A prime example is our focus on health disparities in the newly opened Healthy Kentucky Research Building. Kentuckians suffer from common diseases, like cancer, more than the rest of the nation. Why is this? Research within the Healthy Kentucky Research building focuses on differences, including those of race, ethnicity and geographic location, for example, that are important variables in the prevention, development and treatment of diseases that are entirely too common in Kentucky.

My own research program is a prime example of how we at UK strive to understand basic differences, like biologic sex, in the development of cardiovascular diseases. We use innovative experimental models to define the relative role of sex hormones, like estrogen or testosterone, versus genes that are on our sex chromosomes (XX for females, XY for males), in the development of vascular diseases. These major determinants of biologic sex (sex hormones and chromosomes) are studied as tools to develop therapies for vascular diseases that would work best for one sex or another. No more one size fits all!  
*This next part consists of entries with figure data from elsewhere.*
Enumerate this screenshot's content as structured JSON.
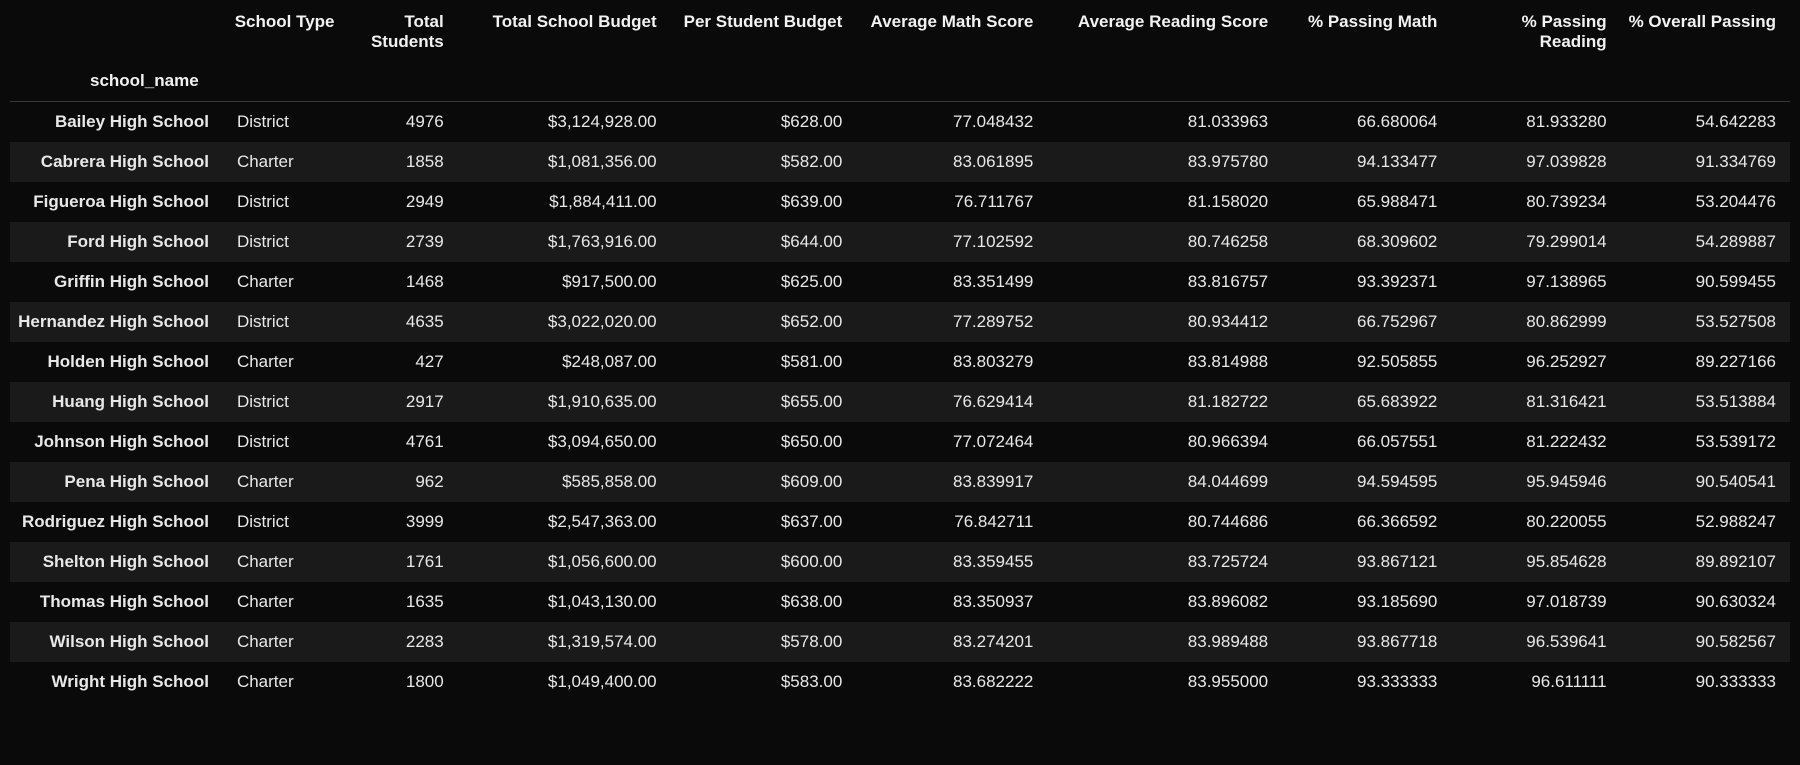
{
  "table": {
    "index_label": "school_name",
    "columns": [
      "School Type",
      "Total Students",
      "Total School Budget",
      "Per Student Budget",
      "Average Math Score",
      "Average Reading Score",
      "% Passing Math",
      "% Passing Reading",
      "% Overall Passing"
    ],
    "column_align": [
      "left",
      "right",
      "right",
      "right",
      "right",
      "right",
      "right",
      "right",
      "right"
    ],
    "rows": [
      {
        "name": "Bailey High School",
        "cells": [
          "District",
          "4976",
          "$3,124,928.00",
          "$628.00",
          "77.048432",
          "81.033963",
          "66.680064",
          "81.933280",
          "54.642283"
        ]
      },
      {
        "name": "Cabrera High School",
        "cells": [
          "Charter",
          "1858",
          "$1,081,356.00",
          "$582.00",
          "83.061895",
          "83.975780",
          "94.133477",
          "97.039828",
          "91.334769"
        ]
      },
      {
        "name": "Figueroa High School",
        "cells": [
          "District",
          "2949",
          "$1,884,411.00",
          "$639.00",
          "76.711767",
          "81.158020",
          "65.988471",
          "80.739234",
          "53.204476"
        ]
      },
      {
        "name": "Ford High School",
        "cells": [
          "District",
          "2739",
          "$1,763,916.00",
          "$644.00",
          "77.102592",
          "80.746258",
          "68.309602",
          "79.299014",
          "54.289887"
        ]
      },
      {
        "name": "Griffin High School",
        "cells": [
          "Charter",
          "1468",
          "$917,500.00",
          "$625.00",
          "83.351499",
          "83.816757",
          "93.392371",
          "97.138965",
          "90.599455"
        ]
      },
      {
        "name": "Hernandez High School",
        "cells": [
          "District",
          "4635",
          "$3,022,020.00",
          "$652.00",
          "77.289752",
          "80.934412",
          "66.752967",
          "80.862999",
          "53.527508"
        ]
      },
      {
        "name": "Holden High School",
        "cells": [
          "Charter",
          "427",
          "$248,087.00",
          "$581.00",
          "83.803279",
          "83.814988",
          "92.505855",
          "96.252927",
          "89.227166"
        ]
      },
      {
        "name": "Huang High School",
        "cells": [
          "District",
          "2917",
          "$1,910,635.00",
          "$655.00",
          "76.629414",
          "81.182722",
          "65.683922",
          "81.316421",
          "53.513884"
        ]
      },
      {
        "name": "Johnson High School",
        "cells": [
          "District",
          "4761",
          "$3,094,650.00",
          "$650.00",
          "77.072464",
          "80.966394",
          "66.057551",
          "81.222432",
          "53.539172"
        ]
      },
      {
        "name": "Pena High School",
        "cells": [
          "Charter",
          "962",
          "$585,858.00",
          "$609.00",
          "83.839917",
          "84.044699",
          "94.594595",
          "95.945946",
          "90.540541"
        ]
      },
      {
        "name": "Rodriguez High School",
        "cells": [
          "District",
          "3999",
          "$2,547,363.00",
          "$637.00",
          "76.842711",
          "80.744686",
          "66.366592",
          "80.220055",
          "52.988247"
        ]
      },
      {
        "name": "Shelton High School",
        "cells": [
          "Charter",
          "1761",
          "$1,056,600.00",
          "$600.00",
          "83.359455",
          "83.725724",
          "93.867121",
          "95.854628",
          "89.892107"
        ]
      },
      {
        "name": "Thomas High School",
        "cells": [
          "Charter",
          "1635",
          "$1,043,130.00",
          "$638.00",
          "83.350937",
          "83.896082",
          "93.185690",
          "97.018739",
          "90.630324"
        ]
      },
      {
        "name": "Wilson High School",
        "cells": [
          "Charter",
          "2283",
          "$1,319,574.00",
          "$578.00",
          "83.274201",
          "83.989488",
          "93.867718",
          "96.539641",
          "90.582567"
        ]
      },
      {
        "name": "Wright High School",
        "cells": [
          "Charter",
          "1800",
          "$1,049,400.00",
          "$583.00",
          "83.682222",
          "83.955000",
          "93.333333",
          "96.611111",
          "90.333333"
        ]
      }
    ],
    "colors": {
      "background": "#0a0a0a",
      "row_alt_background": "#1a1a1a",
      "text": "#e8e8e8",
      "header_text": "#f2f2f2",
      "divider": "#3a3a3a"
    },
    "font_size_pt": 13
  }
}
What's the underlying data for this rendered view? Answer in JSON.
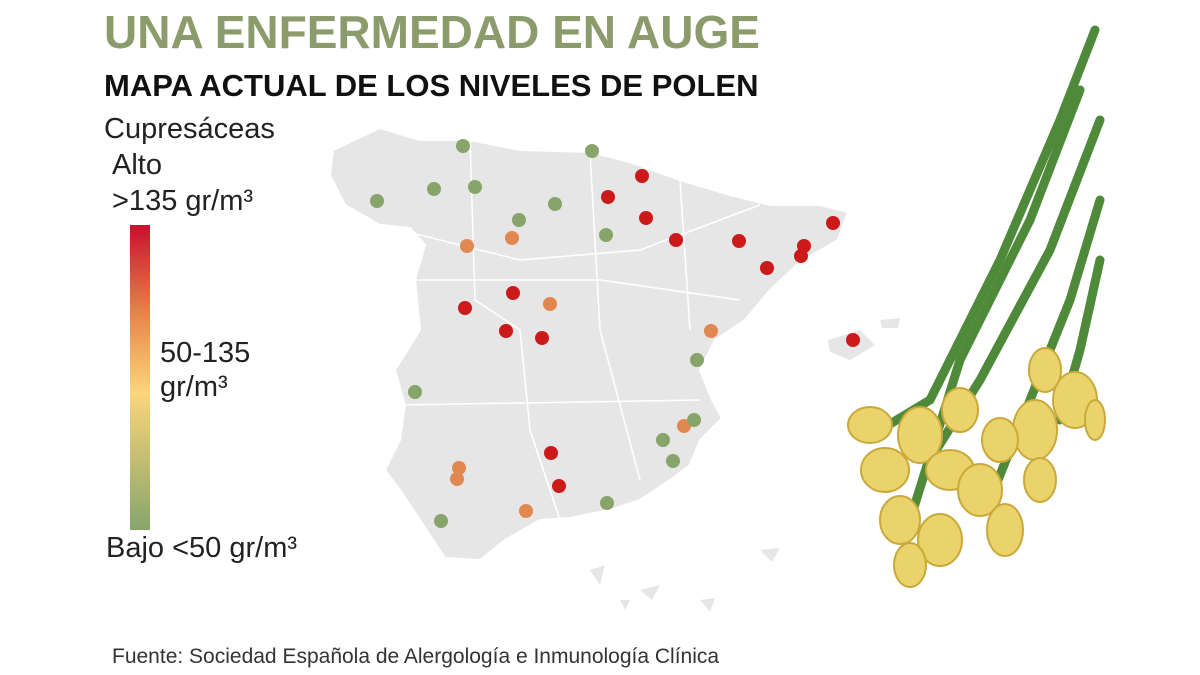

As my program has progressed, I learned about Dr. Lisa Tannock, an endocrinologist working with transgendered individuals seeking gender affirming hormone therapy. I was particularly interested in understanding how the use of hormone therapy for the transgender population may influence long-term health, an area where new research is definitely needed. Dr. Tannock’s goal within the transgender clinic is to provide care that provides the best outcomes to each patient, with the lowest risk of harm, consistent with the Hippocratic oath which she took as a practicing physician, “First, do no harm.”

We are at the tip of the iceberg when it comes to understanding the diversity of humankind. With resources like the Healthy Kentucky Research Building at our disposal, UK researchers are poised and ready to consider diversity within all aspects of their research.